Monday, 25 February 2013

Week 15 (Mon 4 Feb)

In today's lecture, we watched the 1943 adaptation of the classic novel, Jane Eyre, directed by Robert Stevenson (best known for his work at Disney in the 50s and 60s, helming many beloved childhood classics such as Mary Poppins, In Search of the Castaways, The Absent Minded Professor and laer, Island at the Top of the World in 1971), and featuring legendary actor Orson Welles as Mr Rochefort. The film details the struggles of Jane's life, from unhappy and tormented child, to a relationship with the wealthy Rochefort, who hides a dark secret from his own past. Welles made for a commanding screen presence, as expected from him, thanks in part to some brilliant lighting that added a ton of mood and made for a beautiful black and white film that oozed with atmosphere, and made you forget you were looking at backlots and painted sets (this was during WW2, when there were very strict limitations on filming in Hollywood).

After, in the seminar with Cottis,we looked at Novels and Novelistic Narrative, the concept arising in England and France during the 18th century, which also coincides with a historical movement that sought to challenge conventional ideas and beliefs, the Enlightenment, giving the individual rather than the government more power and freedoms. This new type of writing concerned itself with details, and the specifics of time and space relating to the story (making more efforts to adhere to the chosen time period and setting, proven by the tendency of novelists to write a lot of description in their tales, something not as common in previous types of story telling).

Other aspects that form part of the novel's way of writing include first-person narration (which can create mystery, identification or dramatic irony, depending on what the author desires), the Picaresque novel (which often had a questionable/roguish protagonist on a journey (some argue it inspired the 'road movie', which emphasized the journey rather than the destination, again playing to the descriptive nature of the medium) the bildungsroman (the moral and psychological growth of a character over the course of the story), the Pathetic Fallacy (what gives inanimate objects emotions/reflects the situation in the scene i.e. raining at funerals emphasizes the loss and sadness) and objective corrality (a term coined by famous writer T.S. Elliot, who saw it as an object representing something subjective i.e. a family portrait informs us of that character's relationships).

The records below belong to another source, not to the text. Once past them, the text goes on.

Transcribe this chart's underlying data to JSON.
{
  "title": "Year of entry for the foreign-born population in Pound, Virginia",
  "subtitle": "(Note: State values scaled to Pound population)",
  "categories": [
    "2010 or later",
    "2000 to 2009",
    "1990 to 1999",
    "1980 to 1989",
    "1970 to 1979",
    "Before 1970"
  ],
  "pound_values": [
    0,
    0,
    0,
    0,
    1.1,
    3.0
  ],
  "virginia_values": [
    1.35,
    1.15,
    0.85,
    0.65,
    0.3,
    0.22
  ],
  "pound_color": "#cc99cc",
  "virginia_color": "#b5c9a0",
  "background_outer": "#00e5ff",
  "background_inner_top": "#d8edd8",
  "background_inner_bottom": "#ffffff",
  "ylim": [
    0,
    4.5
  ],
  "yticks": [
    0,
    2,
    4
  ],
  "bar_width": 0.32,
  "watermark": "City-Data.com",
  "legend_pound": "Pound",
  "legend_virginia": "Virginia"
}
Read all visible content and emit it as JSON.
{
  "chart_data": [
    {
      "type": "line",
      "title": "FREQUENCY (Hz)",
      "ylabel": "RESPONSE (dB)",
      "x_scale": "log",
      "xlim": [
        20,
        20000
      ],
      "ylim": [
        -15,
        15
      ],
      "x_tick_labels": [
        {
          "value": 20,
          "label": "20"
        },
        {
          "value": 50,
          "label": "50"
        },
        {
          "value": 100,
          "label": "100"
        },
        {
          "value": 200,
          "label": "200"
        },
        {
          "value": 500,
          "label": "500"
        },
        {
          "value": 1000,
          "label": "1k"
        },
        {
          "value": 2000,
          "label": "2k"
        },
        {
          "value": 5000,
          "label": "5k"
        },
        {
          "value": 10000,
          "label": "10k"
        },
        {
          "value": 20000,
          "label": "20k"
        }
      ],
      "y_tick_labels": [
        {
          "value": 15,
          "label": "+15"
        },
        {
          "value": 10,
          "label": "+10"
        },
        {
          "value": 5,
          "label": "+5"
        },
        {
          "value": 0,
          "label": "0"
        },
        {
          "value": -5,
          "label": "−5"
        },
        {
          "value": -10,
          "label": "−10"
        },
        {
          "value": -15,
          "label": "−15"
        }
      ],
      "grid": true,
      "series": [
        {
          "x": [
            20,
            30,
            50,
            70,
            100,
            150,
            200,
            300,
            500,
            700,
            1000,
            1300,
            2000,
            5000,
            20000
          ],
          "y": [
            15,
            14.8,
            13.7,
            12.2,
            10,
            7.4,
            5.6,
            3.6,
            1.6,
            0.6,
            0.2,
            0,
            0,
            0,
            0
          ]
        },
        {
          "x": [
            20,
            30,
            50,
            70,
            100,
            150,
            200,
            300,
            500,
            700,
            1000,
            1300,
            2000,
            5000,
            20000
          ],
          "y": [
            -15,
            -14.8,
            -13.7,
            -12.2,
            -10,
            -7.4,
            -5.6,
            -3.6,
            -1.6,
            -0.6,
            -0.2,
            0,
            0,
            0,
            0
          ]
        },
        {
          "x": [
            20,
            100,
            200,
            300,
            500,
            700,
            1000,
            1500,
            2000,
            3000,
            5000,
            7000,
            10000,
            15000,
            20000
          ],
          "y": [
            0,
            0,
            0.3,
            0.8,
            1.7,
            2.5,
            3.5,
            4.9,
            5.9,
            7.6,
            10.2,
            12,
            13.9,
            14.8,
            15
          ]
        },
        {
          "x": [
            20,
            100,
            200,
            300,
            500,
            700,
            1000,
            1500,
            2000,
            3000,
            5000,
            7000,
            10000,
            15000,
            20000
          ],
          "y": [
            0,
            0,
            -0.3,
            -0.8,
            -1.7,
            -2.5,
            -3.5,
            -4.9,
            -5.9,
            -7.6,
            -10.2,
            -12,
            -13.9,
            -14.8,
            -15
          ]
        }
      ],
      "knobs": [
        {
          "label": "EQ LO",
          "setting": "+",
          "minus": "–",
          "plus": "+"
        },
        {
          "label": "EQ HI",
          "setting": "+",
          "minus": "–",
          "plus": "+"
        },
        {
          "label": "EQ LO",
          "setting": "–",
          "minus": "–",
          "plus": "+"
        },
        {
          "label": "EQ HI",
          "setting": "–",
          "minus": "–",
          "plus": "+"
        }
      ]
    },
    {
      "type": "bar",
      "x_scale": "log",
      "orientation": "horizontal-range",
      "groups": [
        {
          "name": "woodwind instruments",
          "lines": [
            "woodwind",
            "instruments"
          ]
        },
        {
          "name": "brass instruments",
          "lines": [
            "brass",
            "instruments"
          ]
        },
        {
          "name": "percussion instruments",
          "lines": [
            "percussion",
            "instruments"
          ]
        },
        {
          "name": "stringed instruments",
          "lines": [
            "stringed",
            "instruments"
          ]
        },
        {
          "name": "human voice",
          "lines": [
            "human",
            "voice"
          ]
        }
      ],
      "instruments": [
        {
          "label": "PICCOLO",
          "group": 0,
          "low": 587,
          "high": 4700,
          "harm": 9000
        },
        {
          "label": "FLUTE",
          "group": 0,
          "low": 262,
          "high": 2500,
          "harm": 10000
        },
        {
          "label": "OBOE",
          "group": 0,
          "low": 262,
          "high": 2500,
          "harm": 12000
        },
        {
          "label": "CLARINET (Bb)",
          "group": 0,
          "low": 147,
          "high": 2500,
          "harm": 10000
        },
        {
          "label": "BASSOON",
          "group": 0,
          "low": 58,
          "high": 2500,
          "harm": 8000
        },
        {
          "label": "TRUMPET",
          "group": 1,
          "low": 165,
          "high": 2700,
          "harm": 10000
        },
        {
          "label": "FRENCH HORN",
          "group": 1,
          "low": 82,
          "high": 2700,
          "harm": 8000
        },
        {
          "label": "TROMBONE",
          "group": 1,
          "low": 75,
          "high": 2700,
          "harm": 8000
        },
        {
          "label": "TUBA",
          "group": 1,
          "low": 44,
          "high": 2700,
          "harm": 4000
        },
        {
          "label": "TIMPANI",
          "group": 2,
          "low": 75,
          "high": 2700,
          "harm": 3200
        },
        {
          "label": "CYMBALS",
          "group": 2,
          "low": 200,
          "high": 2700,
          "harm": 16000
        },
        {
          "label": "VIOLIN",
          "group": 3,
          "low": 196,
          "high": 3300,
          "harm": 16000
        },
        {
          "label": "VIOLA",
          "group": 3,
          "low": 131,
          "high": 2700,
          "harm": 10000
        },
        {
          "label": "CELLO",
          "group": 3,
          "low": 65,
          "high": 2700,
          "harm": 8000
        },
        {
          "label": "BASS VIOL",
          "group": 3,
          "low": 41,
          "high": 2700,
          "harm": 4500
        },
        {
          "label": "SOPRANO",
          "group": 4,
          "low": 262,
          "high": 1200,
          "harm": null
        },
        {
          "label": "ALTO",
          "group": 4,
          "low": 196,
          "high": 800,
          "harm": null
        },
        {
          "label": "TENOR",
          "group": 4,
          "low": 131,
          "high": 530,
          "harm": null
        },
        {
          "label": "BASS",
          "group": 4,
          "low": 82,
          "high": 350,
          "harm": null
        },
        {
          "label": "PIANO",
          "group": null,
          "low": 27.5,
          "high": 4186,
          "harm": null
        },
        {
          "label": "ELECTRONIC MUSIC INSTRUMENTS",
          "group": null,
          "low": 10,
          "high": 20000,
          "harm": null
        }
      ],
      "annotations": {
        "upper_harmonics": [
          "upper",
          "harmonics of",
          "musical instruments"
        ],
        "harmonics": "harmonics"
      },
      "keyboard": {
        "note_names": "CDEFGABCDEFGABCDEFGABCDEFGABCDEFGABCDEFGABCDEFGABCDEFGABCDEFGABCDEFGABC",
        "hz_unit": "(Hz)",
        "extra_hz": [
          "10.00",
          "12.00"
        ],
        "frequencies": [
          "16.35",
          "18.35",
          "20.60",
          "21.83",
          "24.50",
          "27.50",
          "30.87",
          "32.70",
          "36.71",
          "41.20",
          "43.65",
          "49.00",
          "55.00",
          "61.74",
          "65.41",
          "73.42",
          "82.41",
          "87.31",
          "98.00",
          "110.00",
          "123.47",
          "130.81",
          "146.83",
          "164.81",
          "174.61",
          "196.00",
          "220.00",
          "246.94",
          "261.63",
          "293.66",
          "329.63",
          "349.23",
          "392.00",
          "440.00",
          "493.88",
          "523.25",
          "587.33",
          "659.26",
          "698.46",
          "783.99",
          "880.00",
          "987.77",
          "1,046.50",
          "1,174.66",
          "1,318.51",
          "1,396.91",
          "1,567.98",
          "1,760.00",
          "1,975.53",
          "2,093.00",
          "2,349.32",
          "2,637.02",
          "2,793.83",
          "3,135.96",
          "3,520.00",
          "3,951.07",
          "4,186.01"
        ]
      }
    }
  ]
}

For the exercise, we had to go off, in groups, and come up with a Picaresque story: my group came up with the idea of a young writer who hitchhikes with a young woman, who reveals herself to be a rogue and robs him. Eventually, the two meet up again, the tables turned, and the two begin a relationship ala Bonnie and Clyde, the writer deciding to live the adventure he so often imagines for his stories. Then, after brushing up on some Oliver Twist and briefly discussing Dickens (whose writing style was very filmic, often being very atmospheric and tightly written, much like a movie), we then ha d one last task, which was to be the basis for this week's assignment: make up eight characters to use in a sprawling narrative ala Nashville, Magnolia, Prarite Home Companion etc. My team came up with the following:
  • Lawyer
  • Transvestite
  • Builder
  • Unemployed mother
  • Two school children
  • Retired actor
  • Wealthy widow
To close off, today's work was quite jam packed with many details and interesting concepts: the novel has a surprising amount of depth and styles to it, something often forgotten when some of the less-than-stellar works (Twilight) gain a lot of attention despite lack of artistic merit, and it was good to refresh ourselves and really go back to the heart of novels and how they began.